Recognizing that current payment models do not adequately incentivize population health approaches, CMS has set a goal to have 90% of Medicare non-FFS arrangements by 2018.39 This evaluation offers both programmatic and financing insights relevant to alternative payment model development, such as those being developed under the Medicare Access and CHIP Replacement Act.
First, although we applied a tier-mix adjustment and stratified by payer to ensure equivalence between the baseline and intervention populations, some differences in population characteristics remain that could partially account for the findings. Second, incomplete data capture is a concern. Although we estimated service use at non-DH facilities among FFS populations, we did not attempt to estimate cross-sector impacts to the criminal justice or social service systems. Third, there is no widely accepted best practice for trend assumptions to establish the cost benchmark. Because DH accounts for approximately 57% of the Denver Medicaid primary care market, we cannot use actual trend. We therefore selected trend assumptions that were based either on state rate-setting practices (3.7% for Medicaid) or national health spending trends (2.3% for Medicare). These trends are equivalent or lower than a recent CMS actuaries’ analysis that found that US health spending growth was “historically low” between 2009 and 2013, averaging 3.7%.3 Our trends are also lower than a touted Oregon Medicaid program analysis, assuming a 5.4% trend on a 2011 baseline.31,40 Although our approach does not exclude the possibility that savings result from a broader, secular phenomenon of lower inpatient spending, reductions were concentrated in tier 4 where program reach was greatest. Generalized inpatient reductions across all tiers were not observed. Finally, the program was implemented at a single institution; findings may not be generalizable.

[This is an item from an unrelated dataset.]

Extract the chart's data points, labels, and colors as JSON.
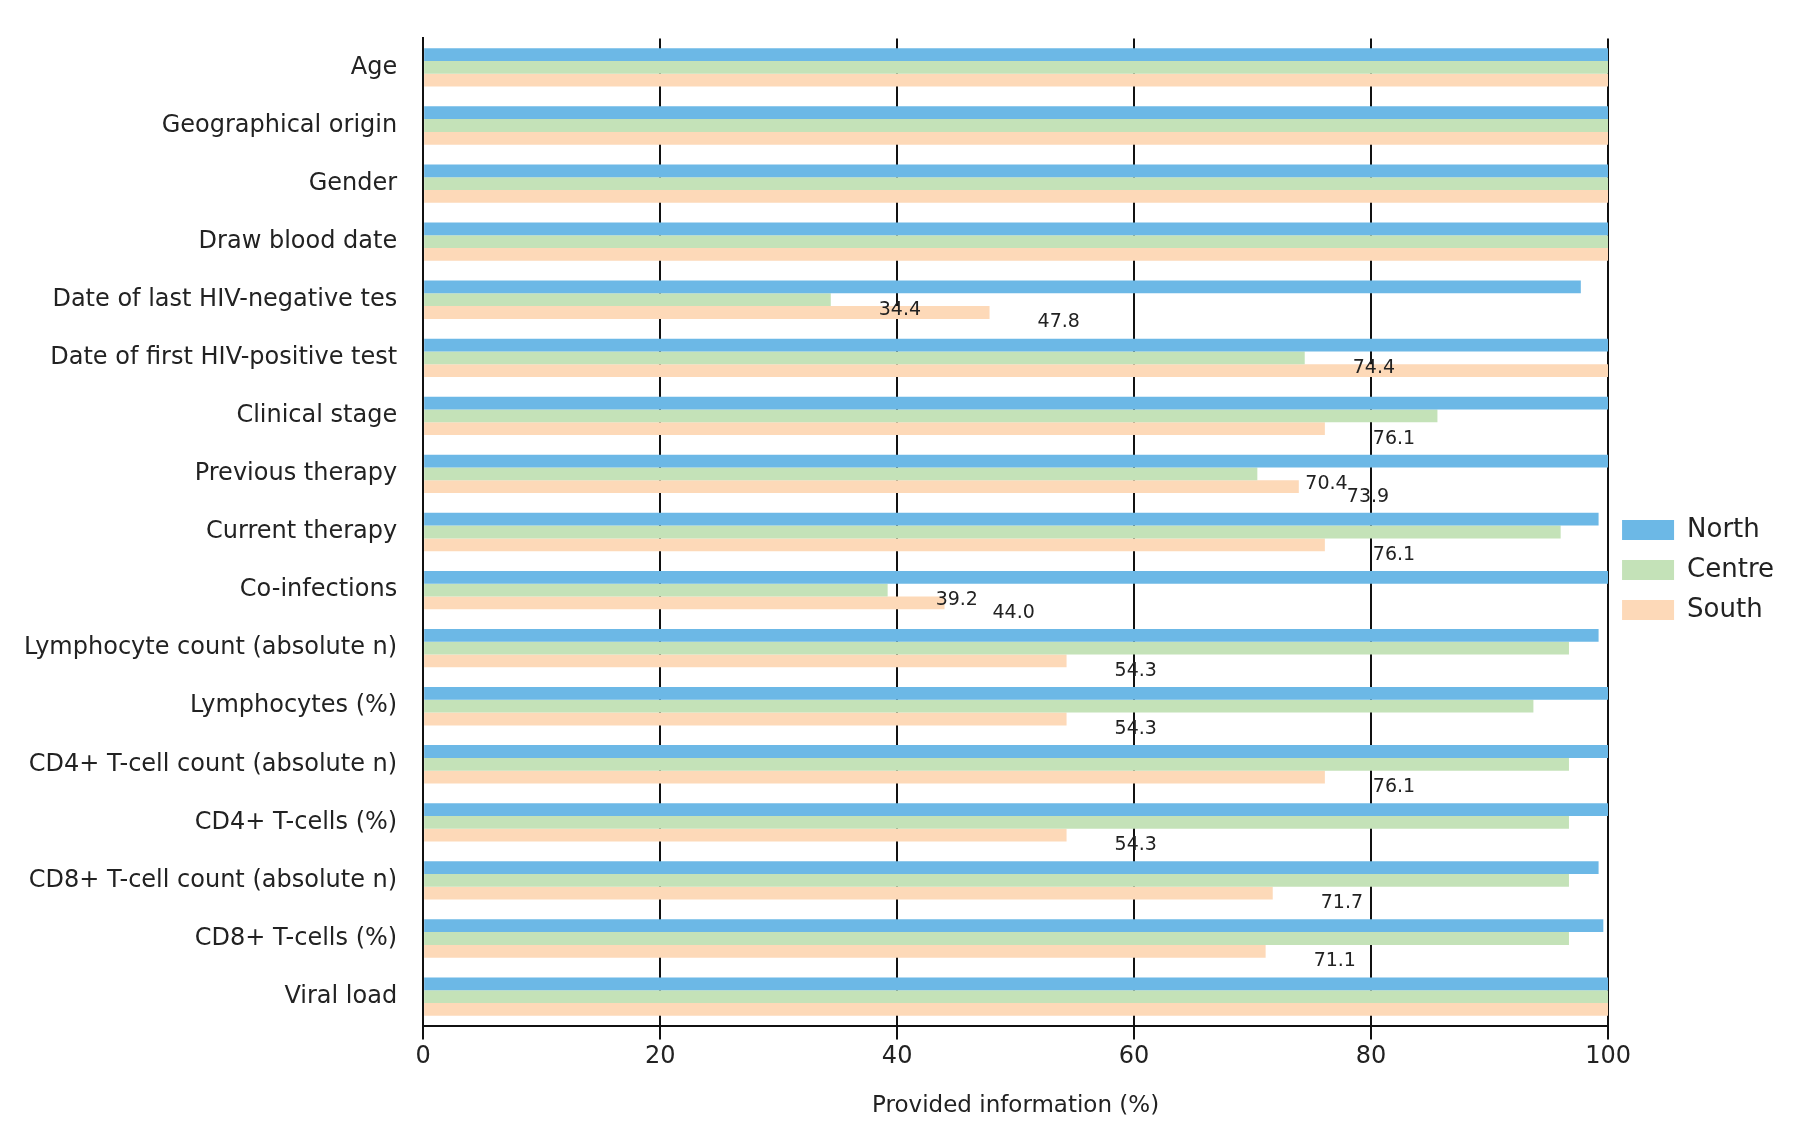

Recent leveling-off of costs is often attributed to the aggregate effect of readmission reduction programs nationally, most of which have been launched without formal research designs. Although at-scale implementation complicates efforts to identify unexposed, concurrent comparison groups, from an institutional perspective, improvements over past performance are relevant even while the broader sector also improves.34 This analysis demonstrates that a large, multifaceted program may be evaluated by benchmarking against historical costs, using well-accepted actuarial methods to address regression to the mean.41 We conclude that risk-stratified, enhanced primary care delivery models hold Triple Aim promise, assuming supportive payment models.

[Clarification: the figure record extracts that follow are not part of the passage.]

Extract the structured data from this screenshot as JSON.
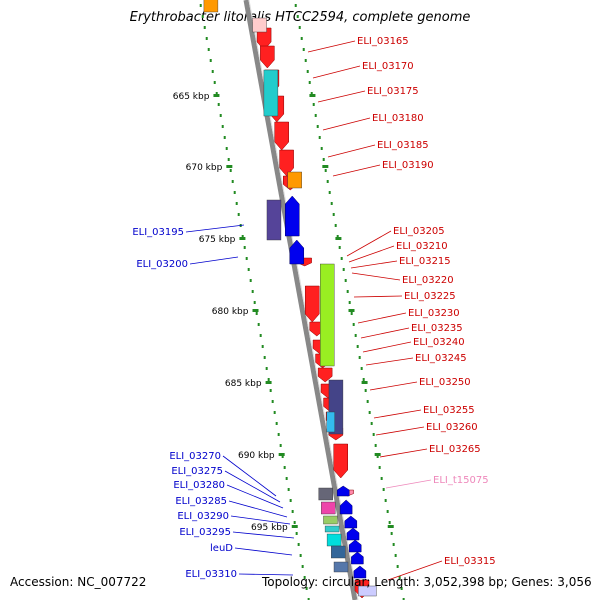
{
  "title": "Erythrobacter litoralis HTCC2594, complete genome",
  "footer": {
    "accession": "Accession: NC_007722",
    "summary": "Topology: circular; Length: 3,052,398 bp; Genes: 3,056"
  },
  "colors": {
    "forward_label": "#cc0000",
    "reverse_label": "#0000cc",
    "rna_label": "#ee88bb",
    "backbone": "#888888",
    "tick": "#228b22"
  },
  "kbp_ticks": [
    "665 kbp",
    "670 kbp",
    "675 kbp",
    "680 kbp",
    "685 kbp",
    "690 kbp",
    "695 kbp"
  ],
  "forward_genes": [
    "ELI_03165",
    "ELI_03170",
    "ELI_03175",
    "ELI_03180",
    "ELI_03185",
    "ELI_03190",
    "ELI_03205",
    "ELI_03210",
    "ELI_03215",
    "ELI_03220",
    "ELI_03225",
    "ELI_03230",
    "ELI_03235",
    "ELI_03240",
    "ELI_03245",
    "ELI_03250",
    "ELI_03255",
    "ELI_03260",
    "ELI_03265",
    "ELI_03315"
  ],
  "rna_genes": [
    "ELI_t15075"
  ],
  "reverse_genes": [
    "ELI_03195",
    "ELI_03200",
    "ELI_03270",
    "ELI_03275",
    "ELI_03280",
    "ELI_03285",
    "ELI_03290",
    "ELI_03295",
    "leuD",
    "ELI_03310"
  ]
}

The authors would like to acknowledge the project team responsible for designing and implementing the intervention, including the core management team, clinical teams, information technology team, and evaluation team, as well as Ambulatory Care Services and Executive Leadership (past and present).
This study was conducted for quality improvement/quality assurance purposes. Colorado Multiple Institutional Review Board (COMIRB) determined this project to be “not human subjects” research. Results are not generalizable.